Interestingly although the album dabbled in all kinds of cutting edge production techniques, the album was completely recorded in mono which by 1967 was virtually a thing of the past. Comparisons to Spooky Tooth are inevitable but the next chapter of these four members would delve more into the early world of progressive rock that included more keyboard-based bluesy songs with a propensity for some of the gloomier come down styles that followed the euphoric high of the hippie years. ART by contrast was fully engaged in the psychedelic scene that would start to give way to the more complex musical expressions that would emerge in 1968 and beyond. SUPERNATURAL FAIRY TALES is essentially psychedelic pop wrapped up in fuzz guitar, clever trippy effects, classic 60s organ sounds and a touch of beat music percussive drive. The other track that doesn’t really fit in is yet another cover, this time “Come On Up” by The Young Rascals, a trait that was annoyingly too common in the 60s.

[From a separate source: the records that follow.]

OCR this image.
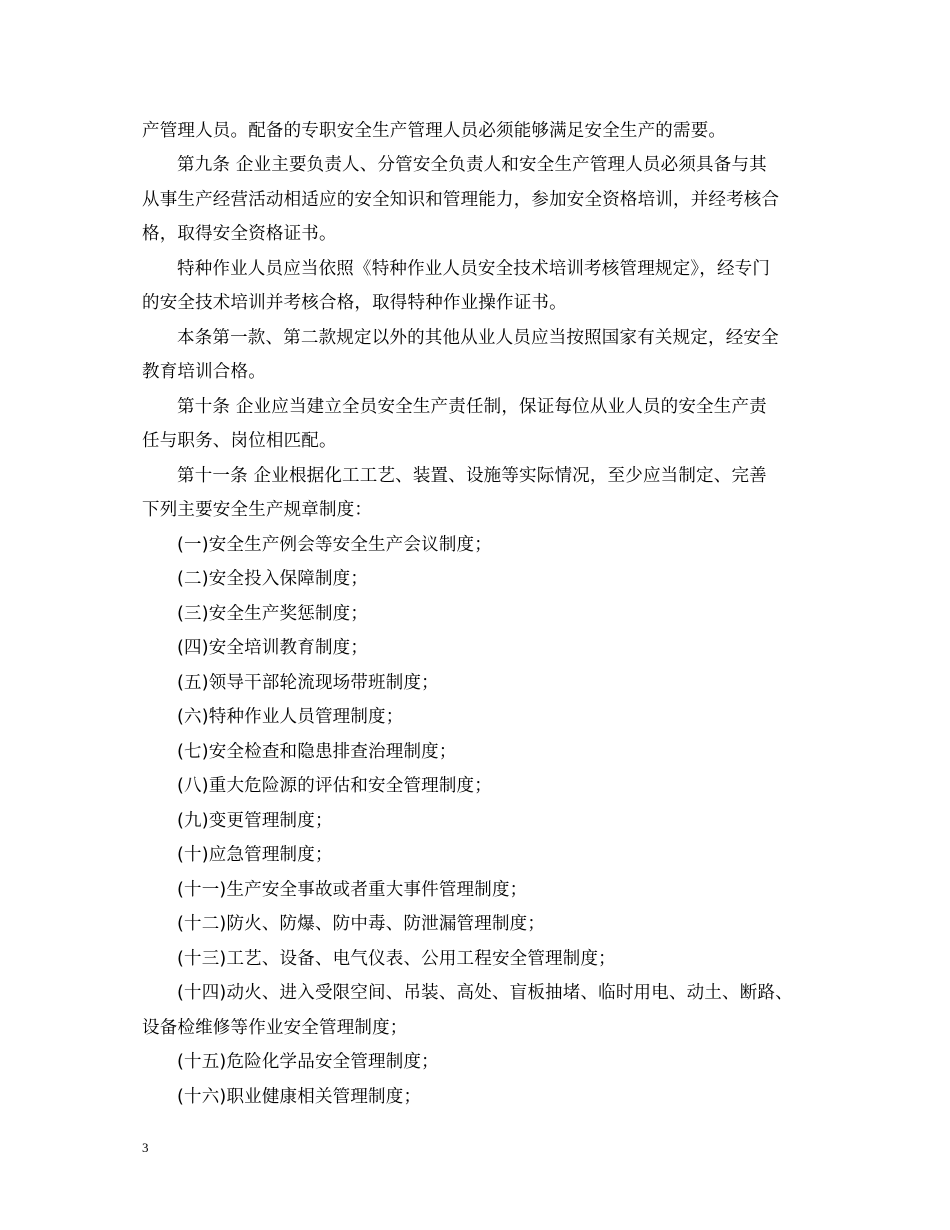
产管理人员。配备的专职安全生产管理人员必须能够满足安全生产的需要。
第九条 企业主要负责人、分管安全负责人和安全生产管理人员必须具备与其
从事生产经营活动相适应的安全知识和管理能力，参加安全资格培训，并经考核合
格，取得安全资格证书。
特种作业人员应当依照《特种作业人员安全技术培训考核管理规定》，经专门
的安全技术培训并考核合格，取得特种作业操作证书。
本条第一款、第二款规定以外的其他从业人员应当按照国家有关规定，经安全
教育培训合格。
第十条 企业应当建立全员安全生产责任制，保证每位从业人员的安全生产责
任与职务、岗位相匹配。
第十一条 企业根据化工工艺、装置、设施等实际情况，至少应当制定、完善
下列主要安全生产规章制度：
(一)安全生产例会等安全生产会议制度；
(二)安全投入保障制度；
(三)安全生产奖惩制度；
(四)安全培训教育制度；
(五)领导干部轮流现场带班制度；
(六)特种作业人员管理制度；
(七)安全检查和隐患排查治理制度；
(八)重大危险源的评估和安全管理制度；
(九)变更管理制度；
(十)应急管理制度；
(十一)生产安全事故或者重大事件管理制度；
(十二)防火、防爆、防中毒、防泄漏管理制度；
(十三)工艺、设备、电气仪表、公用工程安全管理制度；
(十四)动火、进入受限空间、吊装、高处、盲板抽堵、临时用电、动土、断路、
设备检维修等作业安全管理制度；
(十五)危险化学品安全管理制度；
(十六)职业健康相关管理制度；
3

Overall ART delivered a decent if inconsistent set of psychedelic acid rock on this 1967 Summer of Love period piece. It’s a tad awkward as some of the tracks are practically hard rock while other drift in a plume of marijuana smoke but the album more or less delivered that feel good careful vibe that made effective 60s psychedelic rock. Only a slight detour from better things but i can’t say ART didn’t deliver a very cool album that wouldn’t have fit in at any particular juncture in history as it carries all that giddy optimism and idealism that made the whole Summer of Love so memorable. I’m surprised they’re not selling T-shirts of the album cover on Haight Street in San Francisco because it has to be the most representative artistic expression of the entire year of 1967. Yes, this is very dated but that's the point and if you want a very authentic slice of the year it was released then look no further.